Preserving a balance: criminal trespass v. First Amendment
Andy - a couple of statutes to help us out on what criminal trespass actually is (stripped down a bit):
Criminal trespass to property (Montana)…a person commits the offense of criminal trespass to property if the person knowingly:
(a) enters or remains unlawfully in an occupied structure; or
(b) enters or remains unlawfully in or upon the premises of another.
(2) A person convicted of the offense of criminal trespass to property shall be fined not to exceed $500 or be imprisoned in the county jail for any term not to exceed 6 months, or both.
First degree criminal trespass (Louisiana)…A person commits the crime of first degree criminal trespass if such person knowingly and unlawfully enters or remains in a dwelling of another or if such person enters any motor vehicle with intent to steal anything of value or with intent to commit a crime therein. First degree criminal trespass is a class 5 felony.
The key element that changes run-of-the-mill trespass to criminal trespass is the "knowingly" element. If you don’t know you’re trespassing, it’s not criminal trespass.
So that brings us back to Cindy Sheehan - did she "know" she was trespassing? Or did she think she had a First Amendment right to be present? Sometimes, one possesses a First Amendment privilege that can’t be squelched by criminal trespass claims - as when one is protesting on a traditional public forum.
Is camping near the President’s residence in Crawford, Texas a public forum? I’d have to know more about the specific location.
But think about it this way: what if someone wanted to protest the President’s behavior in your bathroom. After the first few days, this type of protest could grow quickly tiresome (and a bit smelly). You’d want the ability to make that person leave. You might take that person to court and sue them for trespass - and in about six months, perhaps get somewhere. But most of the time, you’d want them out a bit sooner than that.
What would you do?
Next question: does the President, by virtue of being a major public figure, have fewer rights than you do? Could the President, say, kick someone who protested his policies out of his bathroom, First Amendment not withstanding?
OK, what about his front lawn? Just think, a bunch of protestors making messes in the lawn starts to stink after a couple of days.
OK, where does that front lawn end?
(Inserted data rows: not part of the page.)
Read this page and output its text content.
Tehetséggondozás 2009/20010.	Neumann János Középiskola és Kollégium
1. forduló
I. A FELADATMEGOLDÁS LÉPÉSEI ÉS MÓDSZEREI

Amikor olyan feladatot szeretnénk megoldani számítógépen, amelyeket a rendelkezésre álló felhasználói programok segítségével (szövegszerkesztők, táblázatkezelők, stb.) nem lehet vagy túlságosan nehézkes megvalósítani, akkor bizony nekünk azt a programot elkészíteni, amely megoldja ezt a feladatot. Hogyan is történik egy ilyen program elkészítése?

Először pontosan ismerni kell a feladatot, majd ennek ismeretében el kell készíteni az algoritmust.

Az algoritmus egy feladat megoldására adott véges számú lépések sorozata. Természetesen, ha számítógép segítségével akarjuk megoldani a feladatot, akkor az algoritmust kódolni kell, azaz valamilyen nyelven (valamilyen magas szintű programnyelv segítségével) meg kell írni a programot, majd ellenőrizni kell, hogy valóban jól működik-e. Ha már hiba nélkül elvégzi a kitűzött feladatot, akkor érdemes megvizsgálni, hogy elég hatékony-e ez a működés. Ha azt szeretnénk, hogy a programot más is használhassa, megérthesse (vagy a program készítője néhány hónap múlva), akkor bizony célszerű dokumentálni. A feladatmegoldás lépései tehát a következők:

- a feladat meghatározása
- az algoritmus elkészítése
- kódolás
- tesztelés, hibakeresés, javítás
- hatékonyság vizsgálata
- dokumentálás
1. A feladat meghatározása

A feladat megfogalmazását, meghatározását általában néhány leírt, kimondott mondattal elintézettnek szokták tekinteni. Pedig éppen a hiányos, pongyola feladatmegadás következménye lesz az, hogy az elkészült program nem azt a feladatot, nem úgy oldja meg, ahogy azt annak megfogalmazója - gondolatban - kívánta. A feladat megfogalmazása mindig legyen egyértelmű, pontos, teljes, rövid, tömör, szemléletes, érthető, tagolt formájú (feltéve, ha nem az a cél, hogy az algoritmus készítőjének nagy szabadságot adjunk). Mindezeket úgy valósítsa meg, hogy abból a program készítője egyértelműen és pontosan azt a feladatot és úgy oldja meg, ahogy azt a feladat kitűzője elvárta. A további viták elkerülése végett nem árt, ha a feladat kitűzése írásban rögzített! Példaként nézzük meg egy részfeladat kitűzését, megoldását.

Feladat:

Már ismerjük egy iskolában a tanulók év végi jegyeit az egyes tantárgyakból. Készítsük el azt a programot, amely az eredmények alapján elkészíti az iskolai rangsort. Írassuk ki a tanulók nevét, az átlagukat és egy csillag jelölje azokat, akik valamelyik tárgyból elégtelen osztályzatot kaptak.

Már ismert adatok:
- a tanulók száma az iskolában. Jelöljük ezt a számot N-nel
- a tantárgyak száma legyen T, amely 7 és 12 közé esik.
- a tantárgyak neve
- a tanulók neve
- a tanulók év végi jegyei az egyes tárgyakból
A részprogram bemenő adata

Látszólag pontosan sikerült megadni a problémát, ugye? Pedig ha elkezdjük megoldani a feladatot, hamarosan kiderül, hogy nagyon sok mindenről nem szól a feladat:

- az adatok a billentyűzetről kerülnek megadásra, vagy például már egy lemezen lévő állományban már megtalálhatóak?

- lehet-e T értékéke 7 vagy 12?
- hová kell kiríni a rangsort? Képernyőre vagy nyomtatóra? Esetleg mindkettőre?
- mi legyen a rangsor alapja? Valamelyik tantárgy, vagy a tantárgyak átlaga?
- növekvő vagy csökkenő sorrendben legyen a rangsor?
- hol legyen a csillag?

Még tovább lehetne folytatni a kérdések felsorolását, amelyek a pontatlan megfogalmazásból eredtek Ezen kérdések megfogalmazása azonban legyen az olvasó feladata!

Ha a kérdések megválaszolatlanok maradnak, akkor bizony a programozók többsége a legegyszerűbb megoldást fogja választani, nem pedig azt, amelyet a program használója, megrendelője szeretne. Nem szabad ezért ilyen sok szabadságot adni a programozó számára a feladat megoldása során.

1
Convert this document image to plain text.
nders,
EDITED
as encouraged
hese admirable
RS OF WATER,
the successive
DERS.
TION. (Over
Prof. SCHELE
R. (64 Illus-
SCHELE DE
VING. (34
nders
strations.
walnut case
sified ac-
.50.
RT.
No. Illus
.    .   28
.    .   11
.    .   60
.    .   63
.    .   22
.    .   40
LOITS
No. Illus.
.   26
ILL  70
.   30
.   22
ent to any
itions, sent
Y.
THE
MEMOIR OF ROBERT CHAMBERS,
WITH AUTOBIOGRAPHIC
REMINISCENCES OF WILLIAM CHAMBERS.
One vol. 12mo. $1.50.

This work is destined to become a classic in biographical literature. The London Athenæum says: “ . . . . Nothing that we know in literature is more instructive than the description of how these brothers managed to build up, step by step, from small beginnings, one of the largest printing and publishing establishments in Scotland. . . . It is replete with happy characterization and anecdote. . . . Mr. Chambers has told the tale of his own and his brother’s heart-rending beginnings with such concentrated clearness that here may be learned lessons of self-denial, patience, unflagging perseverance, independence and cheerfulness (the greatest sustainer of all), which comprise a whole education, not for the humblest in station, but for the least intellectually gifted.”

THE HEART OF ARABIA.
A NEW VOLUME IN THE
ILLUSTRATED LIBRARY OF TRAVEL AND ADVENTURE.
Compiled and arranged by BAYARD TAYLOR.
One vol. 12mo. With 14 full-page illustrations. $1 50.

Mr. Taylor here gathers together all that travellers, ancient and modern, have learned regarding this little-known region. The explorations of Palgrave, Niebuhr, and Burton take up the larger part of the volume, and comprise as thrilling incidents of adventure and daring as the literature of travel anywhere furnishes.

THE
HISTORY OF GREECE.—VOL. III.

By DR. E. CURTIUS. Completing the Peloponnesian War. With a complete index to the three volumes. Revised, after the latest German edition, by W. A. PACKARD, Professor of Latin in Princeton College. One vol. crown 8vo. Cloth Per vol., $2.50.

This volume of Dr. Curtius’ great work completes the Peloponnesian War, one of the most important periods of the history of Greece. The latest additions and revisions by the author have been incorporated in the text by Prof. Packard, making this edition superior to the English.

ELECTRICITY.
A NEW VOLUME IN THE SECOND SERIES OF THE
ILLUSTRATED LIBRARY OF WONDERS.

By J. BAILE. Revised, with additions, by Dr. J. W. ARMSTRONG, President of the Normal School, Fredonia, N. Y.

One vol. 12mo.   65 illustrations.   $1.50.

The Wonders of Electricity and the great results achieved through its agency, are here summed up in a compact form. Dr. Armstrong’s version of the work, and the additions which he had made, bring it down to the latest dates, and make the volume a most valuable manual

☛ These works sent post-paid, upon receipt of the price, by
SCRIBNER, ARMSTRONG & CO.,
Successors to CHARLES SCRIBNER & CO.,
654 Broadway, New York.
If it’s a big yard, does the President only have rights to the portions of the lawn near where he could smell them? What about the back lawn? What about the little forest?
We don’t want the law to make distinctions in property based on something as arbitrary as "smelling distance." But what basis should be used? If someone owns the property, don’t they have a right to evict trespassers?
Just some thoughts. The First Amendment doesn’t confer on anybody the right to confiscate someone else’s property, just for a moment - freedom of speech does not equal freedom to camp where one wills (the test case, by the way, involved homeless protestors who wanted to camp on the Washington Mall a few decades ago).
Seems reasonable to me that if someone "knowingly" chooses to remain on property that they know they aren’t allowed to be on - then that person wants to go to prison. The government isn’t actually silencing them by sending them there; just forcing them to pay the price of their convictions (sometimes with a conviction).
These are not sentences that are so heavy that someone would be terrified into silence - they are small enough to ensure that one gets a chance to make their message in court, and still preserve some property rights. While I’m hardly a property totalitarian (recall my position on the City of New London case under the property rights discussion), I do think some measures are necessary to preserve a balance.